My fascination with the macabre started early. In high school, I could be found in my dimly lit bedroom devouring classics like In Cold Blood and Helter Skelter (while I was not mainlining Buffy the Vampire Slayer). I couldn't look away. I went to an all-girls Catholic high school, and I remember feeling bereft of excitement. I didn't smoke or chug 40s, but I did have an odd online habit that involved reading serial-killer origin stories late into the night. I wanted to figure out what defined evil, and whether a bad seed could be detected before he or she acted out in a violent, deadly way. Questioning these things made me feel less generic, (though I was completely generic).
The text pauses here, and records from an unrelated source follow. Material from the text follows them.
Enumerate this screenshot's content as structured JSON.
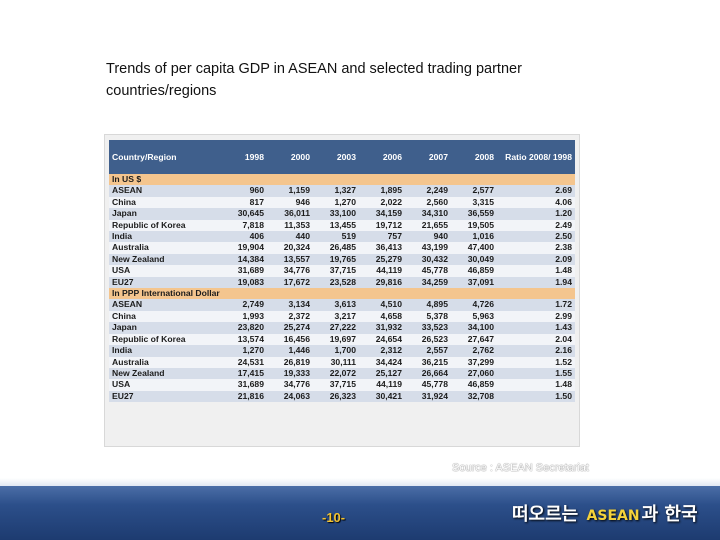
{
  "slide": {
    "title": "Trends of per capita GDP in ASEAN and selected trading partner countries/regions",
    "source": "Source : ASEAN Secretariat",
    "page_number": "-10-",
    "brand": {
      "prefix": "떠오르는",
      "middle": "ASEAN",
      "suffix": "과  한국"
    }
  },
  "table": {
    "headers": [
      "Country/Region",
      "1998",
      "2000",
      "2003",
      "2006",
      "2007",
      "2008",
      "Ratio 2008/ 1998"
    ],
    "sections": [
      {
        "label": "In US $",
        "rows": [
          [
            "ASEAN",
            "960",
            "1,159",
            "1,327",
            "1,895",
            "2,249",
            "2,577",
            "2.69"
          ],
          [
            "China",
            "817",
            "946",
            "1,270",
            "2,022",
            "2,560",
            "3,315",
            "4.06"
          ],
          [
            "Japan",
            "30,645",
            "36,011",
            "33,100",
            "34,159",
            "34,310",
            "36,559",
            "1.20"
          ],
          [
            "Republic of Korea",
            "7,818",
            "11,353",
            "13,455",
            "19,712",
            "21,655",
            "19,505",
            "2.49"
          ],
          [
            "India",
            "406",
            "440",
            "519",
            "757",
            "940",
            "1,016",
            "2.50"
          ],
          [
            "Australia",
            "19,904",
            "20,324",
            "26,485",
            "36,413",
            "43,199",
            "47,400",
            "2.38"
          ],
          [
            "New Zealand",
            "14,384",
            "13,557",
            "19,765",
            "25,279",
            "30,432",
            "30,049",
            "2.09"
          ],
          [
            "USA",
            "31,689",
            "34,776",
            "37,715",
            "44,119",
            "45,778",
            "46,859",
            "1.48"
          ],
          [
            "EU27",
            "19,083",
            "17,672",
            "23,528",
            "29,816",
            "34,259",
            "37,091",
            "1.94"
          ]
        ]
      },
      {
        "label": "In PPP International Dollar",
        "rows": [
          [
            "ASEAN",
            "2,749",
            "3,134",
            "3,613",
            "4,510",
            "4,895",
            "4,726",
            "1.72"
          ],
          [
            "China",
            "1,993",
            "2,372",
            "3,217",
            "4,658",
            "5,378",
            "5,963",
            "2.99"
          ],
          [
            "Japan",
            "23,820",
            "25,274",
            "27,222",
            "31,932",
            "33,523",
            "34,100",
            "1.43"
          ],
          [
            "Republic of Korea",
            "13,574",
            "16,456",
            "19,697",
            "24,654",
            "26,523",
            "27,647",
            "2.04"
          ],
          [
            "India",
            "1,270",
            "1,446",
            "1,700",
            "2,312",
            "2,557",
            "2,762",
            "2.16"
          ],
          [
            "Australia",
            "24,531",
            "26,819",
            "30,111",
            "34,424",
            "36,215",
            "37,299",
            "1.52"
          ],
          [
            "New Zealand",
            "17,415",
            "19,333",
            "22,072",
            "25,127",
            "26,664",
            "27,060",
            "1.55"
          ],
          [
            "USA",
            "31,689",
            "34,776",
            "37,715",
            "44,119",
            "45,778",
            "46,859",
            "1.48"
          ],
          [
            "EU27",
            "21,816",
            "24,063",
            "26,323",
            "30,421",
            "31,924",
            "32,708",
            "1.50"
          ]
        ]
      }
    ]
  }
}
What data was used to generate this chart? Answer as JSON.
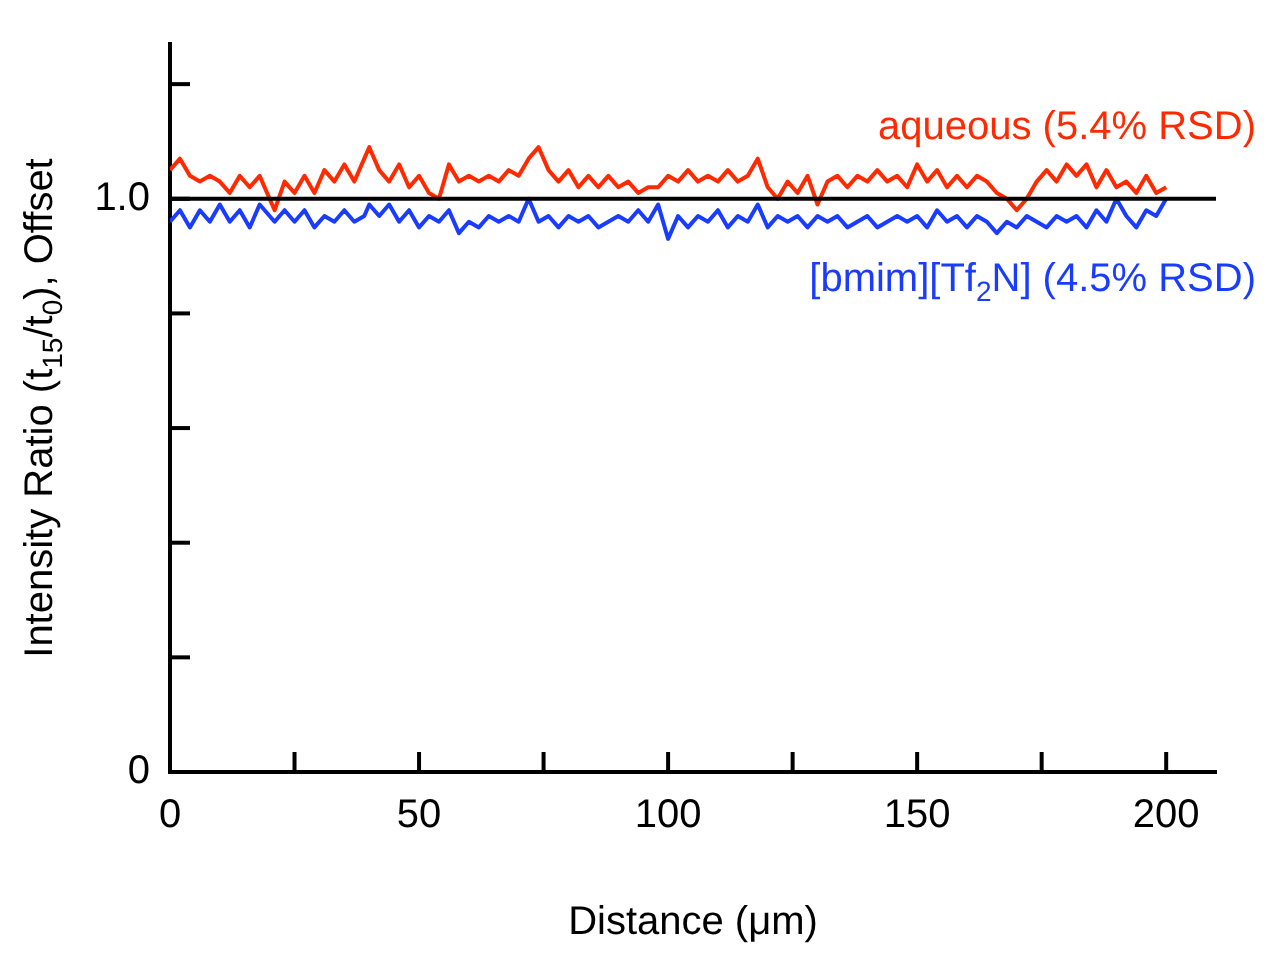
{
  "chart_data": {
    "type": "line",
    "xlabel": "Distance (μm)",
    "ylabel": "Intensity Ratio (t$_{15}$/t$_{0}$), Offset",
    "xlim": [
      0,
      210
    ],
    "ylim": [
      0,
      1.27
    ],
    "xticks": [
      0,
      {
        "value": 25,
        "label": null
      },
      50,
      {
        "value": 75,
        "label": null
      },
      100,
      {
        "value": 125,
        "label": null
      },
      150,
      {
        "value": 175,
        "label": null
      },
      200
    ],
    "yticks": [
      {
        "value": 0,
        "label": "0"
      },
      {
        "value": 0.2,
        "label": null
      },
      {
        "value": 0.4,
        "label": null
      },
      {
        "value": 0.6,
        "label": null
      },
      {
        "value": 0.8,
        "label": null
      },
      {
        "value": 1.0,
        "label": "1.0"
      },
      {
        "value": 1.2,
        "label": null
      }
    ],
    "x": [
      0,
      2,
      4,
      6,
      8,
      10,
      12,
      14,
      16,
      18,
      20,
      21,
      23,
      25,
      27,
      29,
      31,
      33,
      35,
      37,
      39,
      40,
      42,
      44,
      46,
      48,
      50,
      52,
      54,
      56,
      58,
      60,
      62,
      64,
      66,
      68,
      70,
      72,
      74,
      76,
      78,
      80,
      82,
      84,
      86,
      88,
      90,
      92,
      94,
      96,
      98,
      100,
      102,
      104,
      106,
      108,
      110,
      112,
      114,
      116,
      118,
      120,
      122,
      124,
      126,
      128,
      130,
      132,
      134,
      136,
      138,
      140,
      142,
      144,
      146,
      148,
      150,
      152,
      154,
      156,
      158,
      160,
      162,
      164,
      166,
      168,
      170,
      172,
      174,
      176,
      178,
      180,
      182,
      184,
      186,
      188,
      190,
      192,
      194,
      196,
      198,
      200
    ],
    "legend": false,
    "marker": "none",
    "line_style": "solid",
    "series": [
      {
        "name": "aqueous (5.4% RSD)",
        "color": "#ff2a00",
        "values": [
          1.05,
          1.07,
          1.04,
          1.03,
          1.04,
          1.03,
          1.01,
          1.04,
          1.02,
          1.04,
          1.0,
          0.98,
          1.03,
          1.01,
          1.04,
          1.01,
          1.05,
          1.03,
          1.06,
          1.03,
          1.07,
          1.09,
          1.05,
          1.03,
          1.06,
          1.02,
          1.04,
          1.01,
          1.0,
          1.06,
          1.03,
          1.04,
          1.03,
          1.04,
          1.03,
          1.05,
          1.04,
          1.07,
          1.09,
          1.05,
          1.03,
          1.05,
          1.02,
          1.04,
          1.02,
          1.04,
          1.02,
          1.03,
          1.01,
          1.02,
          1.02,
          1.04,
          1.03,
          1.05,
          1.03,
          1.04,
          1.03,
          1.05,
          1.03,
          1.04,
          1.07,
          1.02,
          1.0,
          1.03,
          1.01,
          1.04,
          0.99,
          1.03,
          1.04,
          1.02,
          1.04,
          1.03,
          1.05,
          1.03,
          1.04,
          1.02,
          1.06,
          1.03,
          1.05,
          1.02,
          1.04,
          1.02,
          1.04,
          1.03,
          1.01,
          1.0,
          0.98,
          1.0,
          1.03,
          1.05,
          1.03,
          1.06,
          1.04,
          1.06,
          1.02,
          1.05,
          1.02,
          1.03,
          1.01,
          1.04,
          1.01,
          1.02
        ]
      },
      {
        "name": "[bmim][Tf$_{2}$N] (4.5% RSD)",
        "color": "#1a3cff",
        "values": [
          0.96,
          0.98,
          0.95,
          0.98,
          0.96,
          0.99,
          0.96,
          0.98,
          0.95,
          0.99,
          0.97,
          0.96,
          0.98,
          0.96,
          0.98,
          0.95,
          0.97,
          0.96,
          0.98,
          0.96,
          0.97,
          0.99,
          0.97,
          0.99,
          0.96,
          0.98,
          0.95,
          0.97,
          0.96,
          0.98,
          0.94,
          0.96,
          0.95,
          0.97,
          0.96,
          0.97,
          0.96,
          1.0,
          0.96,
          0.97,
          0.95,
          0.97,
          0.96,
          0.97,
          0.95,
          0.96,
          0.97,
          0.96,
          0.98,
          0.96,
          0.99,
          0.93,
          0.97,
          0.95,
          0.97,
          0.96,
          0.98,
          0.95,
          0.97,
          0.96,
          0.99,
          0.95,
          0.97,
          0.96,
          0.97,
          0.95,
          0.97,
          0.96,
          0.97,
          0.95,
          0.96,
          0.97,
          0.95,
          0.96,
          0.97,
          0.96,
          0.97,
          0.95,
          0.98,
          0.96,
          0.97,
          0.95,
          0.97,
          0.96,
          0.94,
          0.96,
          0.95,
          0.97,
          0.96,
          0.95,
          0.97,
          0.96,
          0.97,
          0.95,
          0.98,
          0.96,
          1.0,
          0.97,
          0.95,
          0.98,
          0.97,
          1.0
        ]
      }
    ],
    "ref_lines": [
      {
        "axis": "y",
        "value": 1.0,
        "color": "#000000"
      }
    ]
  }
}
It wasn't uncommon. According to a 2010 study, "Captured by True Crime: Why Are Women Drawn to Tales of Rape, Murder, and Serial Killers?," women make up the majority of the true-crime audience for nonfiction. The study paints a fairly dark but unsurprising picture. As to why so many women gravitate toward these stories, "the answer may lie in fear of crime, as much research has shown that women fear becoming the victims of a crime more so than do men." The authors also write that "by understanding why an individual decides to kill, a woman can learn the warning signs to watch for in a jealous lover or stranger." I always felt I was doing research in preparation for something, but I didn't know exactly what. I knew that I wanted to know what to do just in case something ever happened to me. A man gets very close to you on the street, his eyes staring into you, seeing what you will do next. What do you do? You quickly dial a number, you put your keys in between your knuckles. A game plan: we all need one, and I had the false illusion that I had control. But evil comes in all forms.
I started investigating the Dee Dee Blanchard case in August 2015, two months after her untimely passing. It wasn't a typical case of matricide; it was something much more sinister. It was discovered after her death that Dee Dee had forced her then-eight-year-old daughter to pretend to be wheelchair-bound and mentally disabled to garner disability benefits from the government. It was shocking, but the question of why remained so much more interesting. How could someone do this to her child? I didn't start with the crime scene. The circumstances of a death can tell only so much about the life that preceded it. And at first glance, there wasn't much motive for anyone to end Dee Dee's life.